New restrictions on H-1B visas in the US are not expected to greatly affect the money sent back to India by workers overseas, according to a report from Barclays.
As reported by TOI, the losses are estimated to be under $5 billion, a small portion of the total $83 billion in remittances.
The rise of global capability centres, many of which are US-based, will continue to increase India’s services exports instead of slowing them down.
What is the new $100k H-1B proclamation?
US President Donald Trump recently announced major changes to the H-1B visa programme: a $100,000 one-time fee for new visas and a wage-based selection process. Under the new rules, higher-skilled and higher-paid applicants will be mostly considered in the selection process.
What does the report indicate?
“The impact of these new rules, in terms of likely loss of jobs and dependent livelihoods, cannot be discounted, but the effect via remittance is unlikely to breach $5 billion (out of a total of $83 billion),” said the Barclays report.
It also mentioned that countries like Germany and Canada are now attracting more highly-skilled Indian workers, which could lead to a shift in talent movement over time.
While the US remains a key market for India’s IT and related services, the report pointed out that the growth in India’s IT sector has not been mainly driven by US employment, indicating that the H-1B changes won’t have a big impact on India’s overall services exports.

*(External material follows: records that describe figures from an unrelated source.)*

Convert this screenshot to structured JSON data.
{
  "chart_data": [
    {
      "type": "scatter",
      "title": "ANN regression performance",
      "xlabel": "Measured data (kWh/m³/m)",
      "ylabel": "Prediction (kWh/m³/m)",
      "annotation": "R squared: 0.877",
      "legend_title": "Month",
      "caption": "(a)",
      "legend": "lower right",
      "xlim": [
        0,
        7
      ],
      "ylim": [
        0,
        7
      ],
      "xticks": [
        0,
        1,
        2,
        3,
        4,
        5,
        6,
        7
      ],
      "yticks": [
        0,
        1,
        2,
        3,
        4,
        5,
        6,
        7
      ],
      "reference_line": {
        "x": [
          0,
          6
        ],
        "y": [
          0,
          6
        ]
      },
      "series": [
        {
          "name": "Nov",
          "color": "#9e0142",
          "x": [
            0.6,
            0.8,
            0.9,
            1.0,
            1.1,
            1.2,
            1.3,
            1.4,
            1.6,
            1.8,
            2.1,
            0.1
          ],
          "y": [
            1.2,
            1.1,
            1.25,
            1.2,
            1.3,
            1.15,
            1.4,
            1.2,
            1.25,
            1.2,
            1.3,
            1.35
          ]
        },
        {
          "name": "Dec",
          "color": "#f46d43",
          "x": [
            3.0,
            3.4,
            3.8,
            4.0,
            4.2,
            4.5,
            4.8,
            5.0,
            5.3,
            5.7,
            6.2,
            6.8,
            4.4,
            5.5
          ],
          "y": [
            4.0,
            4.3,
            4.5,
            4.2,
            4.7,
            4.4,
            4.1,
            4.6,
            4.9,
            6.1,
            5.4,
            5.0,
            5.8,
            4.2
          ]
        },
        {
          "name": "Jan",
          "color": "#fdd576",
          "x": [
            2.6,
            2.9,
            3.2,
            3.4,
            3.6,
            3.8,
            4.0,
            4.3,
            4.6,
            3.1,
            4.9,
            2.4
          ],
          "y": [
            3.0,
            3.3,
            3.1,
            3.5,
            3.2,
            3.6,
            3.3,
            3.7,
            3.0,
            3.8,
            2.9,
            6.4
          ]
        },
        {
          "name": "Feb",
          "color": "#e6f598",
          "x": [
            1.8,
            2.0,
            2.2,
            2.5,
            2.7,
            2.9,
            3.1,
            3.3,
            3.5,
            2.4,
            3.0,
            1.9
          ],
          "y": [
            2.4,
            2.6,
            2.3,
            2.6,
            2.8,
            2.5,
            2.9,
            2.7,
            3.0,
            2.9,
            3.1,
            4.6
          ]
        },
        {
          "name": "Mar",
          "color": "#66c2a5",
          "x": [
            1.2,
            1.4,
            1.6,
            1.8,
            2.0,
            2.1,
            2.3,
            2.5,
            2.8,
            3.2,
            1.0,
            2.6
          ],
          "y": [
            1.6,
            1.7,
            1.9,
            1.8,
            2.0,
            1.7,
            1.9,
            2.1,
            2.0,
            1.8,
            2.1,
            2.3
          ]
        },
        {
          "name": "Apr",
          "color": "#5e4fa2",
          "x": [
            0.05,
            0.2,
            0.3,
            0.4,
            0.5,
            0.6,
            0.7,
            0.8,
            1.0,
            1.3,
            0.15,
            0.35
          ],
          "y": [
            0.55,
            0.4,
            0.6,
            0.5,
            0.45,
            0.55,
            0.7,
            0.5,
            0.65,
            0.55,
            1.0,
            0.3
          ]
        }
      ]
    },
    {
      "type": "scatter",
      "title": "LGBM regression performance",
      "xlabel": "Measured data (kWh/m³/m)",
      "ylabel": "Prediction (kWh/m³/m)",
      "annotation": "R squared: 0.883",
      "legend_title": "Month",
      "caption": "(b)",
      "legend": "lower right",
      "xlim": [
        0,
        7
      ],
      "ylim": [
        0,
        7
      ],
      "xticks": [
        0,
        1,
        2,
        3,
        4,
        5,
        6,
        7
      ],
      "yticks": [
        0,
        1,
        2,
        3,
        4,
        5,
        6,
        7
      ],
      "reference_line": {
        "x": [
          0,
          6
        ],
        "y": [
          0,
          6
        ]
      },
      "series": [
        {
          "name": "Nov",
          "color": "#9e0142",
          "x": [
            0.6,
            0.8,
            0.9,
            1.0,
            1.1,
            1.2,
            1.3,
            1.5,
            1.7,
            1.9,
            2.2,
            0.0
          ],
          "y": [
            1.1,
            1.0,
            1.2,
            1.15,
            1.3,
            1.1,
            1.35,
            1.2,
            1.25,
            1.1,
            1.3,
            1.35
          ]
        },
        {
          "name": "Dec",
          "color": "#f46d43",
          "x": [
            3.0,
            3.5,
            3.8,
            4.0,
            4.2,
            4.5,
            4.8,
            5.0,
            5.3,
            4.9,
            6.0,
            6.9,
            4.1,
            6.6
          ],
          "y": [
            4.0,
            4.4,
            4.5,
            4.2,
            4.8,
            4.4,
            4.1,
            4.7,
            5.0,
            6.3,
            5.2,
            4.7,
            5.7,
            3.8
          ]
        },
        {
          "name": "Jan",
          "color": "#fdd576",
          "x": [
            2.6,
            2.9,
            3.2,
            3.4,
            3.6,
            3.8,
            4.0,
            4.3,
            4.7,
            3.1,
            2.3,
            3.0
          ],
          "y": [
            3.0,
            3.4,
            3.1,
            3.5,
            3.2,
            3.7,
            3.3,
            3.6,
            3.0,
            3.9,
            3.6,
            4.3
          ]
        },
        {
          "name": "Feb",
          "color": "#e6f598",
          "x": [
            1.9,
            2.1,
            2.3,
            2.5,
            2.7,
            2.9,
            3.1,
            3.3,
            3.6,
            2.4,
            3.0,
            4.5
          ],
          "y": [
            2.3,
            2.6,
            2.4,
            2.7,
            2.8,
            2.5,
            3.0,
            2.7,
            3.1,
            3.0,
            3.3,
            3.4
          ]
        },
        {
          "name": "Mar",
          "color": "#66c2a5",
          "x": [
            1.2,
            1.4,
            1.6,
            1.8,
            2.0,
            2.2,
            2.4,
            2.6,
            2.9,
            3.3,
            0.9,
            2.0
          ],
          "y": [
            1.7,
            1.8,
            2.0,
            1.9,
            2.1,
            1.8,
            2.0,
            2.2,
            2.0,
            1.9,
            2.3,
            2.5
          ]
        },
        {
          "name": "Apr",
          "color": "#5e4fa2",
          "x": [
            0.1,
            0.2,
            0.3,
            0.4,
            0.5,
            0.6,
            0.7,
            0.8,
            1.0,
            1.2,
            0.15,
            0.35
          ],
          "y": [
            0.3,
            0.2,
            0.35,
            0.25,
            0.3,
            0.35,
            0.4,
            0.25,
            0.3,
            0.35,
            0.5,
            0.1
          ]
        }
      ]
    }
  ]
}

H-1B visa fee could disrupt services exports and remittances
Meanwhile, on Friday India raised concerns about the fees, as it could affect services exports and remittances, areas that have remained stable despite global trade challenges. The finance ministry’s monthly economic report said the immediate impact is manageable, but long-term effects will need careful monitoring, especially as alternative markets are still developing.
The economic report also claimed that this could add to the ongoing trade uncertainties. On inflation, the report stated that it is expected to stay under control. Additionally, recent cuts in consumption taxes may reduce inflation slightly over the next year.